‘Over 70% of Arctic ocean plastic microfibre pollution is coming from our clothes’
Home » Arctic microplastics
Published: 16 January 2021
This Article was Written by: Katie Hill - My Green Pod
Synthetic fibres make up approximately 92% of microplastic pollution found in near-surface seawater samples from across the Arctic Ocean – about 73% of those fibres are polyester and resemble fibres used in clothing and textiles.
These findings, and others, are detailed in a scientific paper from Ocean Wise, published in the prestigious international scientific journal Nature Communications.
The vulnerability of the Arctic
Led by Ocean Wise with strong collaborative support from Fisheries and Oceans Canada, the research paper – ‘Pervasive distribution of polyester fibres in the Arctic Ocean is driven by Atlantic inputs’ – represents the most comprehensive study of Arctic microplastics ever undertaken.
Ocean Wise analysed samples from 71 locations across the European and North American Arctic, including the North Pole.
Samples were collected by One Ocean Expeditions RV Akademik Ioffe and by Fisheries and Oceans Canada Arctic programmes aboard the Canadian icebreakers CCGS Louis S. St-Laurent and CCGS Sir Wilfrid Laurier.
These vessels travelled more than 19,000 km across the Arctic Ocean during their 2016 expeditions.
‘The Arctic Ocean, while distant to many of us, has long provided food and a way of life for Inuit communities.
‘The study again underscores the vulnerability of the Arctic to environmental change and to pollutants transported from the south. It also provides important baseline data that will guide policy makers in mitigation of microplastic pollution in the world’s oceans, with synthetic fibres emerging as a priority.’
DR PETER ROSS
Lead author of the study, special advisor to Ocean Wise and adjunct professor at Earth, Atmospheric and Ocean Sciences at the University of British Columbia
Polyester fibres from the Atlantic
Ocean Wise also analysed water samples up to a depth of 1,015 metres at six sites in the Beaufort Sea.
From their analysis, the authors calculated the average concentration of microplastics to be around 40 microplastic particles per cubic metre.
They also observed almost three times more microplastic particles in the eastern Arctic compared with the western Arctic, suggesting that new polyester fibres are being delivered to the eastern Arctic Ocean by currents from the Atlantic.
In other words, an important source of microfibres in the Arctic is likely the countries surrounding the Atlantic Ocean.
‘We are seeing a lot of noise from the fashion industry about its sustainability efforts but the omnipresence of plastic in our clothing has gone under the radar.
‘This new research confirms that over 70 percent of Arctic ocean plastic microfibre pollution is coming from our clothes.
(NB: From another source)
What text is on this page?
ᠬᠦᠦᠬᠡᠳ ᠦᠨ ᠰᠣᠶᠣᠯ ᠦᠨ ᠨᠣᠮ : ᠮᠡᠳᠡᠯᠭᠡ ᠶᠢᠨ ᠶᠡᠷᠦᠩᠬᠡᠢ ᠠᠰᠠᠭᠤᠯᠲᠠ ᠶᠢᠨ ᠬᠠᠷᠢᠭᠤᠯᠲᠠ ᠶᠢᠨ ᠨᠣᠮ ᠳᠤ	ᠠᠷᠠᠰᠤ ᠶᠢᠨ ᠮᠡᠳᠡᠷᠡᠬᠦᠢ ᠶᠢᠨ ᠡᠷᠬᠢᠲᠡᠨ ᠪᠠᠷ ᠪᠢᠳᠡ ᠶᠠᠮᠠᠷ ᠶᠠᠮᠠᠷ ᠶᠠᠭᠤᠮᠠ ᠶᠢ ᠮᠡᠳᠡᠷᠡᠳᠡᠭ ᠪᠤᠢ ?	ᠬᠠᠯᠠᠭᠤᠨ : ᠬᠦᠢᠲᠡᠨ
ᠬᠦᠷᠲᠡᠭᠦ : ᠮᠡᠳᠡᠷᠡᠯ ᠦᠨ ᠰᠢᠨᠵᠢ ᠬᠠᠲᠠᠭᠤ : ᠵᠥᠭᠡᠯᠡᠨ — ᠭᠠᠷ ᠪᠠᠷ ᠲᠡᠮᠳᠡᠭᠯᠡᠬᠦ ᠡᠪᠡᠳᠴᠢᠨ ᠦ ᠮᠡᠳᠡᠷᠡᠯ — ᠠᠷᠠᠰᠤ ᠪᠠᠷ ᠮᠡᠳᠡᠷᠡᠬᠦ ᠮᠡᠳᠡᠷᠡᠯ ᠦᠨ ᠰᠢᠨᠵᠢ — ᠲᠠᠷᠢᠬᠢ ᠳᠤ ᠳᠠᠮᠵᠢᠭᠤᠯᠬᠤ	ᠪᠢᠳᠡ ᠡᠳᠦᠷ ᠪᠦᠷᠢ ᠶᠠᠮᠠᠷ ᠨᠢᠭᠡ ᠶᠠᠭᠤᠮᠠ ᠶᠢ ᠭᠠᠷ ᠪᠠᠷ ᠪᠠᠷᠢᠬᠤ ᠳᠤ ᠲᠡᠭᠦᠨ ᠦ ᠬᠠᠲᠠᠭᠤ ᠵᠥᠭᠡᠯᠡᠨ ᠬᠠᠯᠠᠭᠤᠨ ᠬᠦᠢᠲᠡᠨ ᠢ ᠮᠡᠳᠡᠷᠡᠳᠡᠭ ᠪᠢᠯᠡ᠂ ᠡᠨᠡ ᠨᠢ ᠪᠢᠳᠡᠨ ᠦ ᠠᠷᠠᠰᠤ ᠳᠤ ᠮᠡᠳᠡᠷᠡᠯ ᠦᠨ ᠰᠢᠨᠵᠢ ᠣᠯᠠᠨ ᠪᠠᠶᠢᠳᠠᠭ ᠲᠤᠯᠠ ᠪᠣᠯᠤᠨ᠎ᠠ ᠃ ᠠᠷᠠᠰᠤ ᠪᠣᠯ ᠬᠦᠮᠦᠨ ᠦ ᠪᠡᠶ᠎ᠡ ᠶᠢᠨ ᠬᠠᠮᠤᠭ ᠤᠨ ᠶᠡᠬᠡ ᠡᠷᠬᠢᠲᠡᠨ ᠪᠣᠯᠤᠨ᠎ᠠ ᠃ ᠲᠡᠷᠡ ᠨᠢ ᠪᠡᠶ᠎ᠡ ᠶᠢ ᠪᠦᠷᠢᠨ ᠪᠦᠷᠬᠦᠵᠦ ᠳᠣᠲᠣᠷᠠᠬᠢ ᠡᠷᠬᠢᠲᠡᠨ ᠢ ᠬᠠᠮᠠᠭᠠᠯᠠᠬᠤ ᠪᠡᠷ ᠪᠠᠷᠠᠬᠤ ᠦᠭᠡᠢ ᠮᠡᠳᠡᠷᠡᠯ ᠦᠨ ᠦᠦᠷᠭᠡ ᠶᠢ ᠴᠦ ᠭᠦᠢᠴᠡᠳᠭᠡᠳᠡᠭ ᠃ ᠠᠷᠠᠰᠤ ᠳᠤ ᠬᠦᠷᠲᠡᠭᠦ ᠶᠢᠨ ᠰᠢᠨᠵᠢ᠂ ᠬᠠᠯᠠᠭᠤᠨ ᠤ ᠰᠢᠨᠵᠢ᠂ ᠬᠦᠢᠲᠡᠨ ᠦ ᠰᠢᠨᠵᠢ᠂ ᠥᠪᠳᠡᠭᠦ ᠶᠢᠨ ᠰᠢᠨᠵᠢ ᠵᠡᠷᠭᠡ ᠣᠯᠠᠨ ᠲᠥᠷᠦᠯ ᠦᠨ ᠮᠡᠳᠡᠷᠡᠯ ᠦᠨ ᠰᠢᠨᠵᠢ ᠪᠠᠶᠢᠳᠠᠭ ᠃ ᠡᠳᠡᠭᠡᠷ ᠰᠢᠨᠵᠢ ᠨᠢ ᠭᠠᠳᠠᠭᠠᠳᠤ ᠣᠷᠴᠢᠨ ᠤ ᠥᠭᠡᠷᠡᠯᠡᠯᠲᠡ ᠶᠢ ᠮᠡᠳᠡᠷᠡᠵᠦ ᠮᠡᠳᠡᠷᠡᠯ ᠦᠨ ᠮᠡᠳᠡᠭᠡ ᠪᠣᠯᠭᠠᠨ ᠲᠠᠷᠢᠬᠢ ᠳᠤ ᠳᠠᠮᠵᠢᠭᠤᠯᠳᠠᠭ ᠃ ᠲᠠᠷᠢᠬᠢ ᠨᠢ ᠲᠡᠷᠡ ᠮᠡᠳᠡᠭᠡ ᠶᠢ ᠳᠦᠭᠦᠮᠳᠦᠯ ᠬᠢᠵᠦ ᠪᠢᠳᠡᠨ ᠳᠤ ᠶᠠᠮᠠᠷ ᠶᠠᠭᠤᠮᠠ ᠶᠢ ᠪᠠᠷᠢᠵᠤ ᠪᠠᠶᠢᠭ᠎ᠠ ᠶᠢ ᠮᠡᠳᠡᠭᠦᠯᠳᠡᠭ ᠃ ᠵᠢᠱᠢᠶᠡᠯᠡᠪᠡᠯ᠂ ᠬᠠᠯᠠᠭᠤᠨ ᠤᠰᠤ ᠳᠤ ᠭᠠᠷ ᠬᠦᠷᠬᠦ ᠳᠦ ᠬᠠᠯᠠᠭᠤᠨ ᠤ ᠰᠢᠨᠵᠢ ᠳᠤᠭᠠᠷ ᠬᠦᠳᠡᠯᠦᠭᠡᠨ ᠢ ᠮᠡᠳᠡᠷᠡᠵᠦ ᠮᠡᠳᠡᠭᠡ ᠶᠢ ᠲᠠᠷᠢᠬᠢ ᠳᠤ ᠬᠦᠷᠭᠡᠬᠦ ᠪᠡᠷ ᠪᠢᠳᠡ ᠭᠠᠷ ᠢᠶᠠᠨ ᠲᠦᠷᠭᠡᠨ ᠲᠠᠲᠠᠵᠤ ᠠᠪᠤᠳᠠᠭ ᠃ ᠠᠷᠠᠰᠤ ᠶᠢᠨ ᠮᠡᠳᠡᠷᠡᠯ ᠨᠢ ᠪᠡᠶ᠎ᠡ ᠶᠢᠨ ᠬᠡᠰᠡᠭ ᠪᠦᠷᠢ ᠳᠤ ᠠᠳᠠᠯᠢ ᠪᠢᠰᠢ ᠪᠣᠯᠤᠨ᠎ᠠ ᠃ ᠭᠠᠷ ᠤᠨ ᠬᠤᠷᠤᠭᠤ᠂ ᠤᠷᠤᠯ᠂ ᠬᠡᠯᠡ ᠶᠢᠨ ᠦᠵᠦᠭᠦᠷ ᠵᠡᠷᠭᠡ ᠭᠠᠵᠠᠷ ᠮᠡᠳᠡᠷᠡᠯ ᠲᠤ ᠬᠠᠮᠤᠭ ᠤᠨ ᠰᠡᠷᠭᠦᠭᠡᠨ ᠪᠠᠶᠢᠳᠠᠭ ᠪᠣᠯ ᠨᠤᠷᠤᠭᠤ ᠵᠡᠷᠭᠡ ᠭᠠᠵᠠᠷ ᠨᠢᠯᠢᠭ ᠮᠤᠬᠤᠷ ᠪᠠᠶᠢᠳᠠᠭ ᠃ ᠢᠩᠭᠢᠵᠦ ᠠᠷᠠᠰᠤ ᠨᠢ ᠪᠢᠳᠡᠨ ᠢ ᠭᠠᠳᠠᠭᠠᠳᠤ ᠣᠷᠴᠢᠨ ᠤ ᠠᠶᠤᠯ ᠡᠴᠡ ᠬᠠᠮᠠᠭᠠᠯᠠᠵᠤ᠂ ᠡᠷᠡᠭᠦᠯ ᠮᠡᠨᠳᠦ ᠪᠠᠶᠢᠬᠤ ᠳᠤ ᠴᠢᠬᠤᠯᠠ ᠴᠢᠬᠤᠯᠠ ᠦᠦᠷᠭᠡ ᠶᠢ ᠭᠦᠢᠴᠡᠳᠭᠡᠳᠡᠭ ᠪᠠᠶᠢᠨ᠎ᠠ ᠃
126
Solutions are available today – not in some distant future – and we need new legislation to encourage and accelerate change in the fashion world.
‘Washing machines pump out trillions of fibres. Filters already exist and yet only France is enforcing that they are fitted to all washing machines in future.
‘The air we breath is also polluted with clothing microfibres. We need big fashion to step up, show real leadership and meet the issue of plastic in fashion head on, with transparency and speed.’
A Plastic Planet co-founder,
Textiles and oceans
The research highlights the role that textiles, laundry and wastewater discharge has in the contamination of the world’s oceans.
It builds on Ocean Wise’s previous research showing the large numbers of synthetic microfibres in municipal wastewater and the prevalence of plastic microfibres in Arctic Beluga whale intestines.
‘Ocean Wise continues to be at the forefront of solution-oriented ocean microplastic research in partnership with the apparel and retail sectors, government agencies, and the Arctic Inuit and Inuvialuit communities.
‘Reducing fibre releases from textiles represents a significant opportunity to curb marine microfibre pollution. And together with Ocean Wise’s Microfiber Partnership, some forward-looking companies and initiatives are looking for ways to address this problem.’
DR ANNA POSACKA
Co-author of the study and research manager of the Ocean Wise Plastics Lab, the facility that carried out microplastic analysis
This study builds on a current partnership between Ocean Wise, Fisheries and Oceans Canada, Environment and Climate Change Canada, and the University of British Columbia to examine the effects of various textile microfibres on organisms at the base of a coastal food web.